First, a further harmonisation of the AML/CFT rulebook could address possible divergences and shortcomings in the way the rulebook was transposed in different Member States. It could also strengthen enforcement of AML/CFT compliance through AML/CFT supervisors by providing clear regulatory guidance and harmonised, stronger supervisory powers. This could be achieved by transforming the AML Directive into an EU regulation, which would have the potential of defining a harmonised anti-money laundering framework that is directly applicable throughout the European Union. To be effective, the scope of a future regulation should be as broad and encompassing as the legal base would allow, also with a view to moving towards a more rule-based approach, while fully respecting the legal constraints and the remaining variety of national institutional setups,1 particularly in the area of criminal law and justice systems.2
Second, supervisory fragmentation should also be addressed, especially in relation to coordination and cooperation procedures. This could be achieved by charging an EU body or a new authority with AML/CFT tasks. This EU body or authority should be independent to allow it to act decisively in addressing ML/TF risks. It could detail a single AML/CFT rulebook via technical standards and/or guidelines, coordinate its implementation and ensure strict and harmonised AML/CFT supervisory practices in the EU and across Member States, leveraging on the experience and expertise of national supervisors.

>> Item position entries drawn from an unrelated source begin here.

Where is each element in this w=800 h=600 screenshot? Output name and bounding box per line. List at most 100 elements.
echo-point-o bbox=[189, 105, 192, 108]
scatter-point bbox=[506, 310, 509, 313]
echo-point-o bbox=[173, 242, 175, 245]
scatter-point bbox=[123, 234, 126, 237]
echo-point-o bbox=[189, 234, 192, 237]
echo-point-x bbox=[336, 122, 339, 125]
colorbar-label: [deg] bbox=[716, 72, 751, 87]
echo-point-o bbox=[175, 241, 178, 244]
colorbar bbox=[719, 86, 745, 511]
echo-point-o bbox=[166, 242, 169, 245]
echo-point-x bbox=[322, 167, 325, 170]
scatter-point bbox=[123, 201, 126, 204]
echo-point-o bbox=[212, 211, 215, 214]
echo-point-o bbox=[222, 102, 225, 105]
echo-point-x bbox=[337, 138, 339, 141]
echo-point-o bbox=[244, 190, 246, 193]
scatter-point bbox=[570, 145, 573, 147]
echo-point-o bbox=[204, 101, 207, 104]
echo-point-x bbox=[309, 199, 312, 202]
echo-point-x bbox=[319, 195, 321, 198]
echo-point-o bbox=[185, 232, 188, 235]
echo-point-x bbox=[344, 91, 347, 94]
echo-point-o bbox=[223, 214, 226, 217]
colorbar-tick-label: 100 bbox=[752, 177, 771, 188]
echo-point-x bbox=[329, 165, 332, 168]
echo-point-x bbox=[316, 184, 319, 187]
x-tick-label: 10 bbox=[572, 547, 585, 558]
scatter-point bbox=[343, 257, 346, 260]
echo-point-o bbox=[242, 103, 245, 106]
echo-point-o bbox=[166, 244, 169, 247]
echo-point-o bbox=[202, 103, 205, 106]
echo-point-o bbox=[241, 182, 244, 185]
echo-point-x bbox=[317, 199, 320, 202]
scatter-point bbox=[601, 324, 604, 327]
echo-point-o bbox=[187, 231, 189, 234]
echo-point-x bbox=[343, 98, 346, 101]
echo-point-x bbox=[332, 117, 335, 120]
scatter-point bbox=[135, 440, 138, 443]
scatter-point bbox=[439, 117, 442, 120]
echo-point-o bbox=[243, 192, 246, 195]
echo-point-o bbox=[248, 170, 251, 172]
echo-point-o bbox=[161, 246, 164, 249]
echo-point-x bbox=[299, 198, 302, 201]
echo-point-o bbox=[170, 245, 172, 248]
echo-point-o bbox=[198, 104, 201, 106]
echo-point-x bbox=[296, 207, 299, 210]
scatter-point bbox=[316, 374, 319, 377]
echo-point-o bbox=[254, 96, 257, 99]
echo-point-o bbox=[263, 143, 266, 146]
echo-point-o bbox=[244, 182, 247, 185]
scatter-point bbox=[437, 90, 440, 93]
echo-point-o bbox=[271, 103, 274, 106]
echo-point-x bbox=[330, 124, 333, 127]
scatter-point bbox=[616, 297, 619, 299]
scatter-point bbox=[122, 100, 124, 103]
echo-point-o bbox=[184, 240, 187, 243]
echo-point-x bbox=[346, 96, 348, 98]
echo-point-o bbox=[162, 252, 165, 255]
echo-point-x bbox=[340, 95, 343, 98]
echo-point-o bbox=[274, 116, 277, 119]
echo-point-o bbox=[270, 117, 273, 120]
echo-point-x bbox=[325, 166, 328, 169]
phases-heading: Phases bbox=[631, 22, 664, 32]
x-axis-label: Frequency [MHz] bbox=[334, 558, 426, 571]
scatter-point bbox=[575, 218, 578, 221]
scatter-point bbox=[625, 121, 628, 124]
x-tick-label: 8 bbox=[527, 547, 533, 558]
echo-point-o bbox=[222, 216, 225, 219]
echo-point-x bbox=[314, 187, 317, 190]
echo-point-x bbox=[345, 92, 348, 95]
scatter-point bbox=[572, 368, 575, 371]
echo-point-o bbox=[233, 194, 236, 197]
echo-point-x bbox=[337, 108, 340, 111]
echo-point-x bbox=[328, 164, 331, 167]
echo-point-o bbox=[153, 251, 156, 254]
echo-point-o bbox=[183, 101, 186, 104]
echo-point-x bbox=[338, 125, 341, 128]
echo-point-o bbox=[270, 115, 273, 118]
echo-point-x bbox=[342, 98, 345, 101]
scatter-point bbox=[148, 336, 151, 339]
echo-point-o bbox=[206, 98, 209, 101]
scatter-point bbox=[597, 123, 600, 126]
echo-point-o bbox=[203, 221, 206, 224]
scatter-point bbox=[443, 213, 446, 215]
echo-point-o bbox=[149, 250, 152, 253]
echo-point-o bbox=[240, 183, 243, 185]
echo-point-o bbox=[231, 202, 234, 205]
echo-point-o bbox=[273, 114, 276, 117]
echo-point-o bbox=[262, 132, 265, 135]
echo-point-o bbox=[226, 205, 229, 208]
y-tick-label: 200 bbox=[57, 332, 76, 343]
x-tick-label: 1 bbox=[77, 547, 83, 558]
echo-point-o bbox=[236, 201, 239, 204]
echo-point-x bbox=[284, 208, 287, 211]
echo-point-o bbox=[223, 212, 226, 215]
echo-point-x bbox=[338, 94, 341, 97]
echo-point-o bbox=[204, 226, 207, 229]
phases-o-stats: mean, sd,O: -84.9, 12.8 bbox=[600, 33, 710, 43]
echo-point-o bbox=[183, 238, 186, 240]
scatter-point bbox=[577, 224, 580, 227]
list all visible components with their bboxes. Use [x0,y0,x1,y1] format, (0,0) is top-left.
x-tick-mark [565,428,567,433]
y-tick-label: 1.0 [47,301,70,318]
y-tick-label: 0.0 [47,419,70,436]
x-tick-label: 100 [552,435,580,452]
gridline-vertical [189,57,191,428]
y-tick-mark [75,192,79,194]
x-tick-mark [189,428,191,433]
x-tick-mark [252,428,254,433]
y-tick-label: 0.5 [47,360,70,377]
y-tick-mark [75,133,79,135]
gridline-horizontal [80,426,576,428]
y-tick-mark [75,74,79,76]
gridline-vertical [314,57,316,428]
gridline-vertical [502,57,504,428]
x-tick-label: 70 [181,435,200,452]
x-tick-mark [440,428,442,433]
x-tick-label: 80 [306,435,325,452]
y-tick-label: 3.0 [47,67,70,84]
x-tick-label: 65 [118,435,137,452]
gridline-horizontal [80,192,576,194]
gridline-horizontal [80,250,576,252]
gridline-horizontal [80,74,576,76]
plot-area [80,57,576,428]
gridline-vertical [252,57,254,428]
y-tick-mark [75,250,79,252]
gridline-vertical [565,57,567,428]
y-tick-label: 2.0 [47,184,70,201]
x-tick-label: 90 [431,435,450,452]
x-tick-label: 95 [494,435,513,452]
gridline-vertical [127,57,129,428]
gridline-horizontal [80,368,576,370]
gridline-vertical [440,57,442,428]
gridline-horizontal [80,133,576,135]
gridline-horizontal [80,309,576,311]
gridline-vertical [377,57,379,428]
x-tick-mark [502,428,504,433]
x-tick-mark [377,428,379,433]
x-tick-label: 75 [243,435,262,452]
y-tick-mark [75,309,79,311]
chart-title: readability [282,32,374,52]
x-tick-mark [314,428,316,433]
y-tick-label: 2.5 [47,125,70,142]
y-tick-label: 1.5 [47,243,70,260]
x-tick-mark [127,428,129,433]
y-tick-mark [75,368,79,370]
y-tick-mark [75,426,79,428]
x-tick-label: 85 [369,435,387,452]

The EU AML/CFT body should make sure that accurate and timely assessments on possible irregularities and ML/TF risks are proactively provided to prudential supervisors, including the ECB in its supervisory role,3 so these risks can be factored into their prudential assessments.
Finally, if supported by co-legislators and primary law, the EU AML/CFT authority could be equipped with direct AML/CFT supervisory powers.
Ladies and gentlemen,
Anti-money laundering and combating the financing of terrorism are challenging endeavours. First, they involve several areas of law at both the EU level and national levels. Changes that lead to an efficient distribution of competences might imply the transfer of sovereignty from national to EU level within the existing Treaty framework. Second, several types of authority play a role, including AML/CFT authorities and prudential supervisors. There is a broad heterogeneity of institutional setups among Member States, involving judicial authorities limited to cooperation and implementation, as well as surveillance authorities attached either to the executive or judicial branch, and their interaction with prudential supervisors. In other words, we need to reflect on the most effective way to manage the institutional and functional fragmentation in this area given its inherent cross-border nature.
All of this makes combating money laundering and terrorist financing complicated from both a legal and a practical point of view. The battle can only be won through cooperation. All authorities involved need to cooperate – both within and across national borders. So I welcome the ongoing debates about a review of the regulatory framework and the possibility of establishing an EU AML/CFT body. Within the limits of its mandate, the ECB will continue to contribute to this debate.
Important as this debate is, let’s not forget the responsibilities that supervised entities already have: to put in place and maintain internal systems and controls to ensure that they properly manage the risks to which they are exposed.